Psoriasis is an inflammatory, non-contagious disease. It is mainly characterized by reddish, scaly skin lesions that can be itchy. Several studies show that there is a close connection between psoriasis and the consumption of gluten.
People with psoriasis often have high levels of antibodies to gluten in their blood, suggesting that they are sensitive to gluten in their diet, even if they have not been diagnosed with celiac disease. It is not clear whether gluten causes psoriasis, or whether people with psoriasis are also more likely to have celiac disease, or vice versa
However, some reports suggest that psoriasis patients' skin symptoms improve dramatically when they adopt a gluten-free diet, regardless of whether they have been diagnosed with celiac disease.
Eczema, another itchy skin rash, causes scaly, whitish patches on the skin. Eczema is most common in children, but adults can also have this skin condition. Although the primary treatment for eczema is topical glucocorticosteroids (cortisone), there is some evidence that eczema in some people is related to an undiagnosed celiac disease.4 In these people, a necessary, strict gluten-free diet may help treat their skin condition.
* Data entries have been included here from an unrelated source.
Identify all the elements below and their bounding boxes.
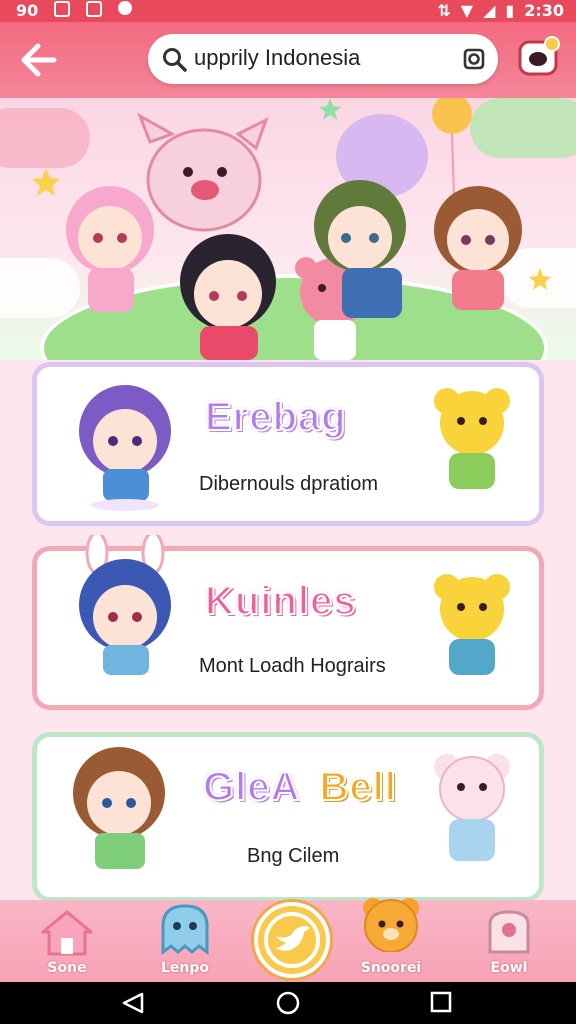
vibrate-icon: ⇅ — [437, 1, 451, 20]
card-subtitle: Dibernouls dpratiom — [199, 473, 378, 495]
bird-icon — [264, 912, 320, 968]
notification-icon — [54, 1, 71, 17]
status-left-text: 90 — [16, 1, 39, 20]
nav-label: Snoorei — [360, 960, 422, 976]
card-title-right: Bell — [318, 764, 397, 810]
card-subtitle: Mont Loadh Hograirs — [199, 655, 386, 677]
bear-mascot-icon — [434, 754, 510, 861]
image-notification-icon — [86, 1, 103, 17]
back-button[interactable] — [16, 40, 60, 80]
app-notification-icon — [118, 1, 133, 15]
battery-icon: ▮ — [505, 1, 515, 20]
bottom-nav: Sone Lenpo Snoorei Eowl — [0, 898, 576, 982]
card-title-left: GleA — [202, 764, 301, 810]
bear-mascot-icon — [434, 574, 510, 675]
search-icon — [163, 48, 187, 72]
lens-icon[interactable] — [460, 45, 488, 73]
signal-icon: ◢ — [483, 1, 496, 20]
status-bar: 90 ⇅ ▼ ◢ ▮ 2:30 — [0, 0, 576, 22]
home-circle-icon[interactable] — [276, 991, 300, 1015]
nav-item-snoorei[interactable]: Snoorei — [346, 898, 436, 982]
home-icon — [41, 910, 93, 956]
bear-icon — [363, 898, 419, 952]
category-card[interactable]: Kuinles Mont Loadh Hograirs — [32, 535, 544, 710]
top-bar: upprily Indonesia — [0, 22, 576, 98]
nav-item-center[interactable] — [254, 902, 330, 978]
back-arrow-icon — [21, 43, 57, 77]
nav-label: Sone — [47, 960, 87, 976]
status-time: 2:30 — [524, 1, 564, 20]
nav-item-lenpo[interactable]: Lenpo — [140, 900, 230, 982]
card-title: GleA Bell — [202, 764, 397, 810]
category-card[interactable]: GleA Bell Bng Cilem — [32, 732, 544, 902]
card-title: Erebag — [204, 394, 347, 440]
nav-item-profile[interactable]: Eowl — [464, 900, 554, 982]
camera-icon — [518, 36, 560, 76]
character-illustration — [79, 385, 171, 511]
hero-illustration — [0, 98, 576, 360]
characters-illustration — [32, 98, 551, 360]
category-card[interactable]: Erebag Dibernouls dpratiom — [32, 362, 544, 526]
nav-label: Lenpo — [160, 960, 210, 976]
character-illustration — [73, 747, 165, 869]
search-bar[interactable]: upprily Indonesia — [148, 34, 498, 84]
search-input[interactable]: upprily Indonesia — [194, 45, 360, 71]
character-illustration — [79, 535, 171, 675]
profile-icon — [488, 910, 530, 954]
camera-button[interactable] — [516, 34, 562, 80]
nav-item-home[interactable]: Sone — [22, 900, 112, 982]
recent-apps-icon[interactable] — [430, 991, 452, 1013]
wifi-icon: ▼ — [460, 1, 474, 20]
ghost-icon — [161, 904, 209, 955]
system-navigation-bar — [0, 982, 576, 1024]
card-subtitle: Bng Cilem — [247, 845, 340, 867]
nav-label: Eowl — [490, 960, 528, 976]
bear-mascot-icon — [434, 388, 510, 489]
card-title: Kuinles — [204, 578, 357, 624]
back-triangle-icon[interactable] — [120, 991, 146, 1015]
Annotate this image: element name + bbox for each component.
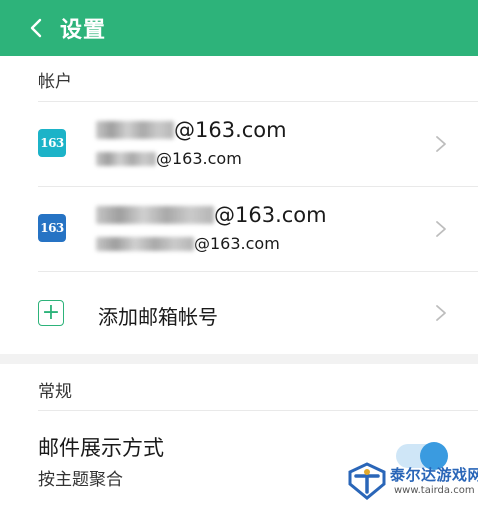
account-email-secondary: @163.com	[96, 149, 242, 168]
chevron-right-icon	[436, 305, 446, 321]
add-account-row[interactable]: + 添加邮箱帐号	[0, 272, 478, 354]
section-label-accounts: 帐户	[38, 72, 72, 92]
site-watermark: 泰尔达游戏网 www.tairda.com	[346, 462, 478, 504]
divider	[38, 410, 478, 411]
back-button[interactable]	[16, 0, 56, 56]
section-label-general: 常规	[38, 382, 72, 402]
redacted-text	[96, 121, 174, 139]
mail-display-title: 邮件展示方式	[38, 436, 164, 460]
mail-display-value: 按主题聚合	[38, 470, 123, 490]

Although there is no published medical research linking
celiac disease or gluten sensitivity and the common skin condition of teenage acne, many people with acne have reported relief from their skin problems when they changed their diet to gluten-free. Currently, there is no scientific evidence that gluten causes acne, although many patients report that their acne disappeared once they gave up gluten. This is understandable since gluten is pro-inflammatory and acne is often predominantly inflammatory. Additionally, a low-carbohydrate diet is advised.
A 2005 study found that 5% of children with chronic urticaria (known colloquially as hives) also had celiac disease. After the children in the study were diagnosed with celiac disease and introduced to a gluten-free diet, chronic urticaria disappeared in all of them within five to ten weeks.
Many people with celiac disease and gluten sensitivity suffer from very dry skin. In some cases, this improves after they change their diet and avoid foods containing gluten. Again, it is not clear if the disease is the cause of the dry skin, but some doctors suspect that a possible nutrient deficiency due to malabsorption in untreated celiac disease, could be the cause.
1) Volta U, Bardella MT, Calabrò A, Troncone R, Corazza GR; Study Group for Non-Celiac Gluten Sensitivity. An Italian prospective multicenter survey on patients suspected of having non-celiac gluten sensitivity. BMC Med. 2014 May 23;12:85.
2) Antiga E, Maglie R, Quintarelli L, et al. Dermatitis herpetiformis: novel perspectives. Front Immunol. 2019;10:1290.
3) Bhatia BK, Millsop JW, Debbaneh M, Koo J, Linos E, Liao W. Diet and psoriasis, part II: celiac disease and role of a gluten-free diet. J Am Acad Dermatol. 2014;71(2):350-8.
4) Bonciolini V, Bianchi B, Del Bianco E, Verdelli A, Caproni M. Cutaneous manifestations of non-celiac gluten sensitivity: clinical histological and immunopathological features. Nutrients. 2015 Sep 15;7(9):7798-805.
5) Caminiti L, et al. Chronic urticaria and associated coeliac disease in children: a case-control study. Pediatr Allergy Immunol. 2005 Aug;16(5):428-32.